Copying Object Properties

Open the project folder

In our starter files, open the index.html page from this lessons folder:

07.Objects-In-More-Depth > 05.Copying-object-properties

Different ways to copy object properties

We have gone deep into objects with things like object constructors and copying prototypes. But sometimes we just simply want to copy the properties of one object over to another.

document duplicate image

And there are a multiple ways to do this:

In the starter file we have two objects:

let baseCharacter = {
  show: 'The Simpsons',
  location: 'Springfield',
  animated: true,
  established: 1989,
};

let homer = {
  name: 'Homer Simpson',
  children: ['Bart', 'Lisa', 'Maggie'],
  gender: 'Male',
  occupation: 'Springfield Power Plant Safety Inspector',
};

console.log(homer);

We have a baseCharacter with information which should apply to all new characters we create.

Then a homer object which has properties specific to Homer. For Homer and all other characters we create, we need to merge in all the properties from the baseCharacter.

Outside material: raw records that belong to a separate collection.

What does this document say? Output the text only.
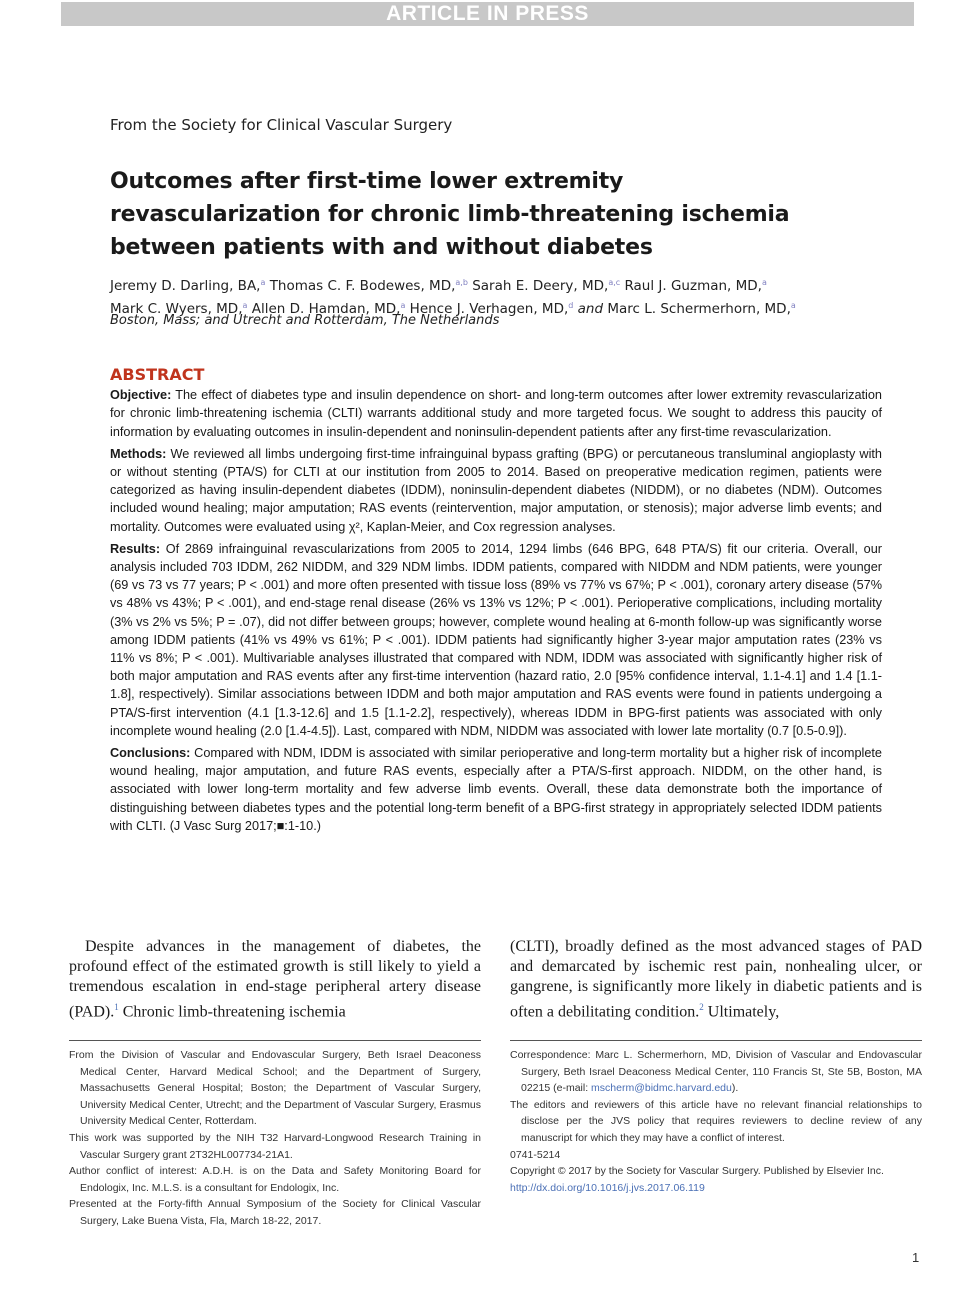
ARTICLE IN PRESS
From the Society for Clinical Vascular Surgery
Outcomes after first-time lower extremity revascularization for chronic limb-threatening ischemia between patients with and without diabetes
Jeremy D. Darling, BA,$^a$ Thomas C. F. Bodewes, MD,$^{a,b}$ Sarah E. Deery, MD,$^{a,c}$ Raul J. Guzman, MD,$^a$
Mark C. Wyers, MD,$^a$ Allen D. Hamdan, MD,$^a$ Hence J. Verhagen, MD,$^d$ and Marc L. Schermerhorn, MD,$^a$
Boston, Mass; and Utrecht and Rotterdam, The Netherlands
ABSTRACT

Objective: The effect of diabetes type and insulin dependence on short- and long-term outcomes after lower extremity revascularization for chronic limb-threatening ischemia (CLTI) warrants additional study and more targeted focus. We sought to address this paucity of information by evaluating outcomes in insulin-dependent and noninsulin-dependent patients after any first-time revascularization.

Methods: We reviewed all limbs undergoing first-time infrainguinal bypass grafting (BPG) or percutaneous transluminal angioplasty with or without stenting (PTA/S) for CLTI at our institution from 2005 to 2014. Based on preoperative medication regimen, patients were categorized as having insulin-dependent diabetes (IDDM), noninsulin-dependent diabetes (NIDDM), or no diabetes (NDM). Outcomes included wound healing; major amputation; RAS events (reintervention, major amputation, or stenosis); major adverse limb events; and mortality. Outcomes were evaluated using χ², Kaplan-Meier, and Cox regression analyses.

Results: Of 2869 infrainguinal revascularizations from 2005 to 2014, 1294 limbs (646 BPG, 648 PTA/S) fit our criteria. Overall, our analysis included 703 IDDM, 262 NIDDM, and 329 NDM limbs. IDDM patients, compared with NIDDM and NDM patients, were younger (69 vs 73 vs 77 years; P < .001) and more often presented with tissue loss (89% vs 77% vs 67%; P < .001), coronary artery disease (57% vs 48% vs 43%; P < .001), and end-stage renal disease (26% vs 13% vs 12%; P < .001). Perioperative complications, including mortality (3% vs 2% vs 5%; P = .07), did not differ between groups; however, complete wound healing at 6-month follow-up was significantly worse among IDDM patients (41% vs 49% vs 61%; P < .001). IDDM patients had significantly higher 3-year major amputation rates (23% vs 11% vs 8%; P < .001). Multivariable analyses illustrated that compared with NDM, IDDM was associated with significantly higher risk of both major amputation and RAS events after any first-time intervention (hazard ratio, 2.0 [95% confidence interval, 1.1-4.1] and 1.4 [1.1-1.8], respectively). Similar associations between IDDM and both major amputation and RAS events were found in patients undergoing a PTA/S-first intervention (4.1 [1.3-12.6] and 1.5 [1.1-2.2], respectively), whereas IDDM in BPG-first patients was associated with only incomplete wound healing (2.0 [1.4-4.5]). Last, compared with NDM, NIDDM was associated with lower late mortality (0.7 [0.5-0.9]).

Conclusions: Compared with NDM, IDDM is associated with similar perioperative and long-term mortality but a higher risk of incomplete wound healing, major amputation, and future RAS events, especially after a PTA/S-first approach. NIDDM, on the other hand, is associated with lower long-term mortality and few adverse limb events. Overall, these data demonstrate both the importance of distinguishing between diabetes types and the potential long-term benefit of a BPG-first strategy in appropriately selected IDDM patients with CLTI. (J Vasc Surg 2017;■:1-10.)

Despite advances in the management of diabetes, the profound effect of the estimated growth is still likely to yield a tremendous escalation in end-stage peripheral artery disease (PAD).$^1$ Chronic limb-threatening ischemia
(CLTI), broadly defined as the most advanced stages of PAD and demarcated by ischemic rest pain, nonhealing ulcer, or gangrene, is significantly more likely in diabetic patients and is often a debilitating condition.$^2$ Ultimately,

From the Division of Vascular and Endovascular Surgery, Beth Israel Deaconess Medical Center, Harvard Medical School; and the Department of Surgery, Massachusetts General Hospital; Boston; the Department of Vascular Surgery, University Medical Center, Utrecht; and the Department of Vascular Surgery, Erasmus University Medical Center, Rotterdam.

This work was supported by the NIH T32 Harvard-Longwood Research Training in Vascular Surgery grant 2T32HL007734-21A1.

Author conflict of interest: A.D.H. is on the Data and Safety Monitoring Board for Endologix, Inc. M.L.S. is a consultant for Endologix, Inc.

Presented at the Forty-fifth Annual Symposium of the Society for Clinical Vascular Surgery, Lake Buena Vista, Fla, March 18-22, 2017.

Correspondence: Marc L. Schermerhorn, MD, Division of Vascular and Endovascular Surgery, Beth Israel Deaconess Medical Center, 110 Francis St, Ste 5B, Boston, MA 02215 (e-mail: mscherm@bidmc.harvard.edu).

The editors and reviewers of this article have no relevant financial relationships to disclose per the JVS policy that requires reviewers to decline review of any manuscript for which they may have a conflict of interest.

0741-5214

Copyright © 2017 by the Society for Vascular Surgery. Published by Elsevier Inc.

http://dx.doi.org/10.1016/j.jvs.2017.06.119

1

A simple way to do this is just to reference the baseCharacter object inside of homer:

let homer = {
  name: 'Homer Simpson',
  children: ['Bart', 'Lisa', 'Maggie'],
  gender: 'Male',
  occupation: 'Springfield Power Plant Safety Inspector',
  baseCharacter,
};

This works fine, but this does create a baseCharacter object which we need to open to find the information we want. For this example, I want to pull out all the properties such as the show, and place them alongside what we already have, rather than having to go deeper into a different object,

The spread syntax

One way to do this is by using the spread syntax, which we looked at earlier. This was the three dots:

let homer = {
  name: 'Homer Simpson',
  children: ['Bart', 'Lisa', 'Maggie'],
  gender: 'Male',
  occupation: 'Springfield Power Plant Safety Inspector',
  ...baseCharacter,
};

This will copy all of the properties from baseCharacter and spread them into this new object. The console will now show all the properties merged into the homer object:

animated: true
children: (3) ['Bart', 'Lisa', 'Maggie']
established: 1989
gender: "Male"
location: "Springfield"
name: "Homer Simpson"
occupation: "Springfield Power Plant Safety Inspector"
show: "The Simpsons"
[[Prototype]]: Object

You can now remove ...baseCharacter from the homer object.

We can spread in as many objects into a new object as we want to. For example, if we had Homer Simpson with superpowers for an episode, we could do this:

let superHomer = {
  ...baseCharacter,
  ...homer,
  powers: true,
};
console.log(superHomer);

You can now remove or comment out this superHomer example.

The assign() method

Another way to copy over an objects properties is an object method called assign():

let baseCharacter = {
  show: 'The Simpsons',
  location: 'Springfield',
  animated: true,
  established: 1989,
};

let homer = {
  name: 'Homer Simpson',
  children: ['Bart', 'Lisa', 'Maggie'],
  gender: 'Male',
  occupation: 'Springfield Power Plant Safety Inspector',
};

// target object to copy to / object to copy
Object.assign(homer, baseCharacter);
console.log(homer);

This has the same result as when we used object spread. And if needed, we can store the new merged object into a variable:

let mergedHomer = Object.assign(homer, baseCharacter);

This is useful and something which you will probably use often in JavaScript.

It has lots of uses such as if we have a user and an order, we may want to attach the user to that order object before saving to the database, so we know who placed the order. And you will probably come across lots of other use cases too.